Imagine waking up to something which is meant to hold your love together. Something which is stereotyped as one of the most permanent things in a temporary world, completely gone. This isn’t a rare occurrence in Saudi Arabia. “Secret divorces” are when men choose to end their marriages without informing their wives when, why, or how. This leaves many women without financial security, child care, and alimony.
Starting from January 2019, courts will have to text women, informing them of the termination of their marriage. Women will also be able to view the status of their divorces online, via the relevant ministry’s website. This surreal development was designed to keep women aware of what is happening in their marriage, but it’s honestly extremely strange. “*Ping ping* Your husband just broke up with you!”
For decades, Saudi Arabia has struggled with a sexist, patriarchal society. Although there are very slight improvements (women being able to drive, go to the cinema, and attend football matches), the foundation of almost every aspect of life in Saudi remains male-dominated, and divorces are no exception.
Although on the surface, the idea that a woman remains aware of her marital status may seem sensible, the underlying issue is problematic. That a man may opt to divorce his wife on a whim, without the courtesy of mediation, and her only warning will be a text message, seems ludicrous. This methodology still doesn’t give enough financial and emotional security to Saudi women, and that’s a problem. Nowhere in our merciful religion does it state that a man has the right to leave his significant other, a creation of Allah (SWT), high and dry this way. It’s no better than receiving a bouquet of helium balloons with, “You’re getting divorced!” written in italics.

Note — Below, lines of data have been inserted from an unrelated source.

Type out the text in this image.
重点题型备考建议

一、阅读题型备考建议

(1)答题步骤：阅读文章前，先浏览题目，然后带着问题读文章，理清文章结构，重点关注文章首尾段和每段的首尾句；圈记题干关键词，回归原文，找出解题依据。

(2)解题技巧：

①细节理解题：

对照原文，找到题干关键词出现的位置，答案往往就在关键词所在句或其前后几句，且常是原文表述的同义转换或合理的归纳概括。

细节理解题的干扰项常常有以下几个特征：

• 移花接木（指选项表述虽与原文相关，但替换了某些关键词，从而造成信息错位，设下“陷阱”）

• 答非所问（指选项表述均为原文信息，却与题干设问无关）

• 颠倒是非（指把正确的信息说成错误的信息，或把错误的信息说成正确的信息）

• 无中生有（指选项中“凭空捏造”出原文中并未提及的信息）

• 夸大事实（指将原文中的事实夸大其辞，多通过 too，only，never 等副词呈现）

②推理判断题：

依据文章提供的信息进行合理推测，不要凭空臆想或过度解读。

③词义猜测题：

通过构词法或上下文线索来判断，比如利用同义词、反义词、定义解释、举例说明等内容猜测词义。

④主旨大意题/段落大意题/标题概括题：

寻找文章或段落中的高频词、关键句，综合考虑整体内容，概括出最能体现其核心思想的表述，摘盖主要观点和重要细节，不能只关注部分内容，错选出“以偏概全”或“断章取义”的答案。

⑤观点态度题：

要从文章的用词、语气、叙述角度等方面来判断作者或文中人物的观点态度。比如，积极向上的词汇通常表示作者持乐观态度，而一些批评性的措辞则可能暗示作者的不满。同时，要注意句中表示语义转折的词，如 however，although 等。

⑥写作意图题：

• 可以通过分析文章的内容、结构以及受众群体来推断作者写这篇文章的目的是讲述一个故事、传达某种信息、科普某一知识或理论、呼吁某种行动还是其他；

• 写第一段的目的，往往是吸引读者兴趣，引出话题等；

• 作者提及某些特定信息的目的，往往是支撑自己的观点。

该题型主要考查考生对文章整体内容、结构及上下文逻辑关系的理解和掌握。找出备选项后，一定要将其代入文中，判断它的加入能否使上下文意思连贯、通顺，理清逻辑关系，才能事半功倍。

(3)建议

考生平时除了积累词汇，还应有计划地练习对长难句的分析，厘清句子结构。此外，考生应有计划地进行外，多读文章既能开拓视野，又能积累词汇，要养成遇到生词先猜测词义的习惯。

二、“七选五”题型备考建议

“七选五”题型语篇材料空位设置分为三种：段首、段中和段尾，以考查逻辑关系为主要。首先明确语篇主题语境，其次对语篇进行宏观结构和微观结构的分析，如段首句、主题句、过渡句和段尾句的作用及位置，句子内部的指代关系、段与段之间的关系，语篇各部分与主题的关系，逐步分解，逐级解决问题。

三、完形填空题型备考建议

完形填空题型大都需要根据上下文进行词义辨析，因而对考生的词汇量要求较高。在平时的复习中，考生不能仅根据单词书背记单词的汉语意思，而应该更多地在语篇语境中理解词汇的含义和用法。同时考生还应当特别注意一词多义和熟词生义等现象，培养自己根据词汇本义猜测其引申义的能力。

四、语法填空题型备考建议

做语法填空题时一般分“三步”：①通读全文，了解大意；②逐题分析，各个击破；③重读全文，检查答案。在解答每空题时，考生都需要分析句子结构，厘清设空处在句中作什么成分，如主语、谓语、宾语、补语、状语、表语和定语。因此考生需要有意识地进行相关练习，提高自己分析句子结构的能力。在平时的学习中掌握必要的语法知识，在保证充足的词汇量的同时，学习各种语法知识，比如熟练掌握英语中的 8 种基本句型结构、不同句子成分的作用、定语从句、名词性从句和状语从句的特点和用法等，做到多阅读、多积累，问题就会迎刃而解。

For an extremely conservative country, Saudi Arabia has a shocking divorce rate. Almost half of marriages are terminated, according to Saudi Open Data, and a lot of them are for arbitrary reasons. Islam reasons that in the event of a pending divorce, it is the couples’ duty to attempt mediation. And yet, Saudi men are permitted to divorce their wives in a manner that basically ensures that the divorce remains under wraps until the unwitting victim is out on the streets. The logic just doesn’t add up.
Additionally, Saudi women can only divorce their husbands with his consent, or if the court believes the husband has genuinely hurt his wife. In a cruel twist of fate, the courts ensure that this is almost impossible to prove because it is particularly hard to prove cases of emotional, verbal, and sexual abuse, causing women to feel isolated and alone. They can’t trust the law, something that was put in place to keep them safe, and yet their husbands rest easy knowing that they can dump their women as they please.
Color me cynical, but something about this power differential seems less about Islam, and more the oppression of the female. And yet, no matter what I think, the reality of Saudi women remains the same: they are at the mercy of their men, and a dreaded text message.